Wenn einem Erwachsenen ein fremdes Kind über den Weg lief, erkundigte er sich nicht nach dem Namen des Kindes, sondern fragte: „Wem gehörst du?“ (eher noch: „Wen hörst du?“) Wir gehörten unse­ren Vätern. Und während der Kartoffelernte gehörten wir dem Groß­bauern, beim Konfirmandenunterricht dem Pastor, in der Schule dem Lehrer. Andererseits gehörten wir diesen Herren nicht mehr mit Haut und Haar. Und sie schwangen nur noch selten den Rohrstock, viel­mehr schickten sie uns auf höhere Schulen, entlohnten die Feldarbeit, brachten uns das Posaunenspielen bei, gaben uns Gedichte von Schiller, Heine und bisweilen sogar Brecht zu lesen. Die vielge­schmähte Rückständigkeit des Landes: Es gab sie, aber wir hatten mächtig aufgeholt in Sachen Toleranz, Bildung, Weltläufigkeit. Leider gibt es keinen Fortschritt ohne Fehltritt – mit teils langwierigen, schmerzhaften Folgen. Die Preisgabe der dörflichen Basisdemokratie ist ein Beispiel. Vor der unseligen Gemeindereform der siebziger Jahre, die das kommunale Selbstverwaltungsrecht zahlloser kleiner Weiler praktisch aufhob, war Demokratie eine konkrete Erfahrung für die Landbevölke­rung, kein abgehobenes Prinzipienwissen. Wir selbst beschlossen die Maßnahmen, die uns zur Verbesserung der Lebensqualität notwendig erschienen. Und wir selbst führten sie durch. Dazu gehörte in meinem Dorf etwa die Instandhaltung der kommunalen Wasserleitung (wir bezogen unser Trinkwasser tatsäch­lich noch aus einer eigenen Quelle).

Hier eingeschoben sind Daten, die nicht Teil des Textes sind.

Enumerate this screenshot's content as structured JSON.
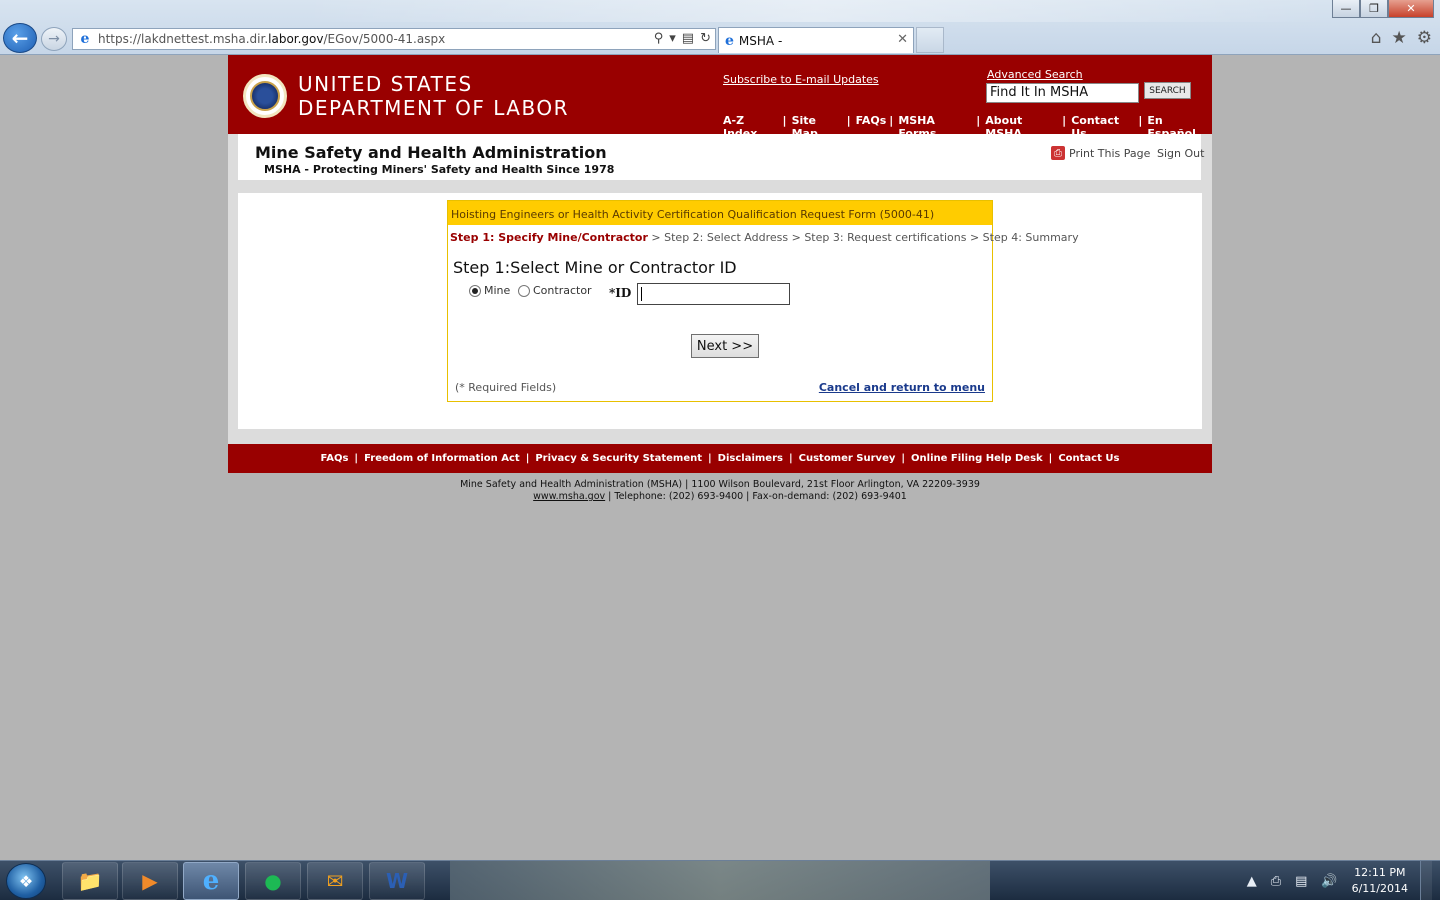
{
  "browser": {
    "address_url_prefix": "https://lakdnettest.msha.dir.",
    "address_url_domain": "labor.gov",
    "address_url_path": "/EGov/5000-41.aspx",
    "tab_title": "MSHA -",
    "window_controls": [
      "minimize-icon",
      "restore-icon",
      "close-icon"
    ],
    "right_icons": [
      "home-icon",
      "favorites-star-icon",
      "settings-gear-icon"
    ]
  },
  "header": {
    "dol_line1": "UNITED STATES",
    "dol_line2": "DEPARTMENT OF LABOR",
    "subscribe_link": "Subscribe to E-mail Updates",
    "advanced_search_link": "Advanced Search",
    "search_value": "Find It In MSHA",
    "search_button": "SEARCH",
    "nav": [
      "A-Z Index",
      "Site Map",
      "FAQs",
      "MSHA Forms",
      "About MSHA",
      "Contact Us",
      "En Español"
    ]
  },
  "titlebar": {
    "agency": "Mine Safety and Health Administration",
    "tagline": "MSHA - Protecting Miners' Safety and Health Since 1978",
    "print_link": "Print This Page",
    "signout_link": "Sign Out"
  },
  "form": {
    "heading": "Hoisting Engineers or Health Activity Certification Qualification Request Form (5000-41)",
    "step_current": "Step 1: Specify Mine/Contractor",
    "steps_rest": " > Step 2: Select Address > Step 3: Request certifications > Step 4: Summary",
    "step_title": "Step 1:Select Mine or Contractor ID",
    "radio_mine": "Mine",
    "radio_contractor": "Contractor",
    "selected_type": "Mine",
    "id_label": "*ID",
    "id_value": "",
    "next_button": "Next >>",
    "required_note": "(* Required Fields)",
    "cancel_link": "Cancel and return to menu"
  },
  "footer": {
    "links": [
      "FAQs",
      "Freedom of Information Act",
      "Privacy & Security Statement",
      "Disclaimers",
      "Customer Survey",
      "Online Filing Help Desk",
      "Contact Us"
    ],
    "address_line": "Mine Safety and Health Administration (MSHA) | 1100 Wilson Boulevard, 21st Floor Arlington, VA 22209-3939",
    "site_link": "www.msha.gov",
    "phone_line": " | Telephone: (202) 693-9400 | Fax-on-demand: (202) 693-9401"
  },
  "taskbar": {
    "apps": [
      "file-explorer-icon",
      "media-player-icon",
      "internet-explorer-icon",
      "spotify-icon",
      "outlook-icon",
      "word-icon"
    ],
    "active_app": "internet-explorer-icon",
    "time": "12:11 PM",
    "date": "6/11/2014"
  },
  "colors": {
    "brand_red": "#990000",
    "form_header_yellow": "#ffcc00",
    "link_blue": "#1a3a8c"
  }
}
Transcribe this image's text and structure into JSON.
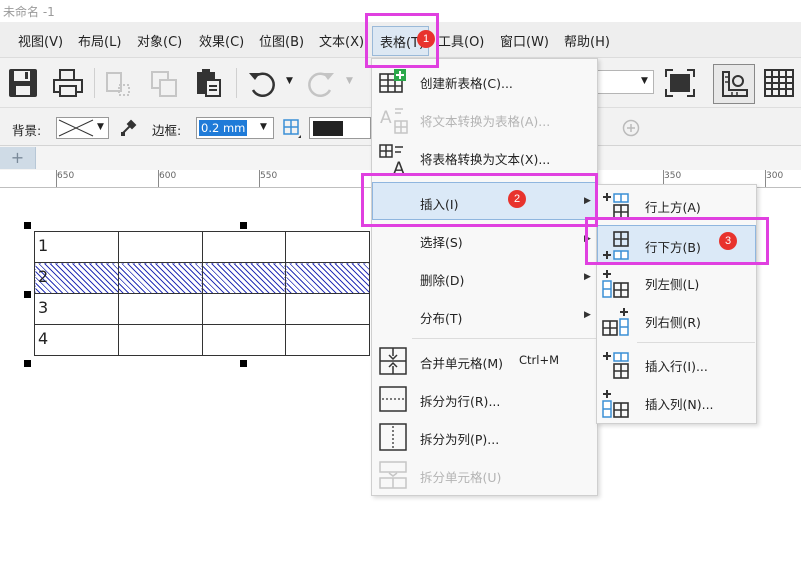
{
  "window": {
    "title": "未命名 -1"
  },
  "menubar": {
    "items": [
      "视图(V)",
      "布局(L)",
      "对象(C)",
      "效果(C)",
      "位图(B)",
      "文本(X)",
      "表格(T)",
      "工具(O)",
      "窗口(W)",
      "帮助(H)"
    ]
  },
  "toolbar2": {
    "bg_label": "背景:",
    "border_label": "边框:",
    "border_value": "0.2 mm"
  },
  "ruler": {
    "labels": [
      "650",
      "600",
      "550",
      "350",
      "300"
    ]
  },
  "table": {
    "rows": [
      "1",
      "2",
      "3",
      "4"
    ]
  },
  "table_menu": {
    "items": [
      {
        "label": "创建新表格(C)...",
        "disabled": false
      },
      {
        "label": "将文本转换为表格(A)...",
        "disabled": true
      },
      {
        "label": "将表格转换为文本(X)...",
        "disabled": false
      },
      {
        "label": "插入(I)",
        "disabled": false
      },
      {
        "label": "选择(S)",
        "disabled": false
      },
      {
        "label": "删除(D)",
        "disabled": false
      },
      {
        "label": "分布(T)",
        "disabled": false
      },
      {
        "label": "合并单元格(M)",
        "shortcut": "Ctrl+M",
        "disabled": false
      },
      {
        "label": "拆分为行(R)...",
        "disabled": false
      },
      {
        "label": "拆分为列(P)...",
        "disabled": false
      },
      {
        "label": "拆分单元格(U)",
        "disabled": true
      }
    ]
  },
  "insert_menu": {
    "items": [
      "行上方(A)",
      "行下方(B)",
      "列左侧(L)",
      "列右侧(R)",
      "插入行(I)...",
      "插入列(N)..."
    ]
  },
  "badges": [
    "1",
    "2",
    "3"
  ],
  "colors": {
    "accent": "#3a8fd6",
    "highlight": "#e040e0",
    "badge": "#e8332d",
    "green": "#2aa84a"
  }
}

Es war die Mischung, das Ineinandergreifen von mittelalterlichen und modernen Institutionen und Freiheiten, die das Landleben damals kennzeichnete und die mir heute, im Rückblick, so ungeheuer reizvoll erscheint. Kartoffelacker und Hühnerstall gehörten zu dieser Kon­stellation ebenso wie Fabrik und Eisenbahn, also Einrichtungen des Industriezeitalters, die dem Landvolk Einkommensmöglichkeiten jen­seits der Feldarbeit boten.

Inbegriff dieser liebenswerten Synthese war die nahe gelegene Land­stadt. Zwar hatte sie bereits viel von ihrem mittelalterlichen Charme eingebüßt; manche Fachwerkfassade (sogar das schmucke Rathaus aus der Biedermeierzeit) war dem Reinheits- und Rationalisie­rungsfaschis­mus der Moderne zum Opfer gefallen. Doch andererseits standen ihr manche Neuerungen (große Schaufenster zum Beispiel) ganz gut zu Gesicht. Die kosmetischen Operationen hatten ohnehin nichts an ihrem Wesen geändert. Sie war die alte Verführerin geblie­ben. Uns lockte sie mit marrokanischen Orangen und italienischem Eis, mit Schallplatten und Nietenhosen, mit Kinos, Kneipen und Konzerten. Ein Provinznest war sie und doch ein mythischer Ort, ein urbanes Zentrum – jedenfalls keine auf „Märchenstadt“ getrimmte Marke wie heute, wo ausnahmslos traurige Gespenster durch die Romantikkulisse schlurfen.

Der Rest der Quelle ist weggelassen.